The objective of this study was to quantitatively compare tumor imaging by magnetic resonance imaging (MRI) and molecular bioluminescence imaging (BLI) and test the feasibility of monitoring the effect of MRI-guided laser ablation on tumor viability by 2-dimensional BLI and 3-dimensional diffuse luminescence tomography (3D DLIT) in an orthotopic rat model of hepatocellular carcinoma.


This study was approved by the animal care committee.

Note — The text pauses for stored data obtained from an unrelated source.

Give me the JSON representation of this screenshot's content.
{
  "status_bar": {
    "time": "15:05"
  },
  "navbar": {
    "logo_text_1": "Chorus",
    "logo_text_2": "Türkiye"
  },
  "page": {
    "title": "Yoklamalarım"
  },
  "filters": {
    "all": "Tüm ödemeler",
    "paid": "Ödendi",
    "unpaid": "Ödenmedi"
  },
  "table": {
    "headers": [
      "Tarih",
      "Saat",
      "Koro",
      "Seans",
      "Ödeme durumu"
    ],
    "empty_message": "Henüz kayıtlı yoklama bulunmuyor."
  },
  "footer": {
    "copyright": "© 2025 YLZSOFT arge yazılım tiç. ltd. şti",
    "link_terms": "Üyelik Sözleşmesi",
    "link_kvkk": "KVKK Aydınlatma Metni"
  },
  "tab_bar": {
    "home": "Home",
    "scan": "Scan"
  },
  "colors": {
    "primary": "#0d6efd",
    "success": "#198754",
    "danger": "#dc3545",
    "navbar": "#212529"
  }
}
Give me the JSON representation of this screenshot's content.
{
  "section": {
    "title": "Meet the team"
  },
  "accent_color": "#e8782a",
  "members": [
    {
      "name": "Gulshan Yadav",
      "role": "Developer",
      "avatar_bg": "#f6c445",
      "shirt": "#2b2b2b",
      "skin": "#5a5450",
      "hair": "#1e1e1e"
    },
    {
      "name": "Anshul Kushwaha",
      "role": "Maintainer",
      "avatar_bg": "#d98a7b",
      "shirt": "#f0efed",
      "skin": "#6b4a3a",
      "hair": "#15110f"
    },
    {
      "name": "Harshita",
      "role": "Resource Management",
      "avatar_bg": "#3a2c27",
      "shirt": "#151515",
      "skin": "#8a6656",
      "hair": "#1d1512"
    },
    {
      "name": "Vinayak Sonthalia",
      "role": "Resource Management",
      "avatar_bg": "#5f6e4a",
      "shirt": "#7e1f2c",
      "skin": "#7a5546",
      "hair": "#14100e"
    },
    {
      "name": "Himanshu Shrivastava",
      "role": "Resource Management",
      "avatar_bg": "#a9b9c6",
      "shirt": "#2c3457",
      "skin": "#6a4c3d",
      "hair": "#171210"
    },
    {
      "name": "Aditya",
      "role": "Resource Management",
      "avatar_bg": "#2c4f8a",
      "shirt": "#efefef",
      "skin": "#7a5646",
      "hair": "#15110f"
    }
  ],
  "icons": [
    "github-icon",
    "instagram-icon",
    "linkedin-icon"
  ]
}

Rats underwent injection of N1S1 cells stably transfected with an empty vector (n = 3) or a heat shock element luciferase reporter (HSE-luc; n = 4) into the liver. All rats underwent MRI to assess tumor establishment and volume and 2-dimensional BLI to assess tumor luminescence at day 7 with subsequent MRI and 2D BLI and 3D DLIT in select animals at days 14 and 21. Magnetic resonance imaging-guided laser ablation of the tumor was performed with preablation and postablation 2D BLI and/or 3D DLIT (n = 2). The tumors underwent histopathologic analysis to assess tumor viability.


The MRI scans demonstrated hyperintense T2-weighted lesions at 3 of 3 and 4 of 4 sites in the empty vector and HSE-luc rats, respectively. Two-dimensional BLI quantitation demonstrated 23.0-fold higher radiance in the HSE-luc group compared with the empty vector group at day 7 (P < 0.01) and a significant correlation with tumor volume by MRI (r = 0.86; P < 0.03). Tumor dimensions by 3D DLIT and MRI demonstrated good agreement. Three-dimensional DLIT quantitation demonstrated better agreement with the percentage of nonviable tumor by histopathology than did 2D BLI quantitation after the MRI-guided laser ablation.


Bioluminescence imaging is feasible as a noninvasive, quantitative tool for monitoring tumor growth and therapeutic response to thermal ablation in a rat model of hepatocellular carcinoma.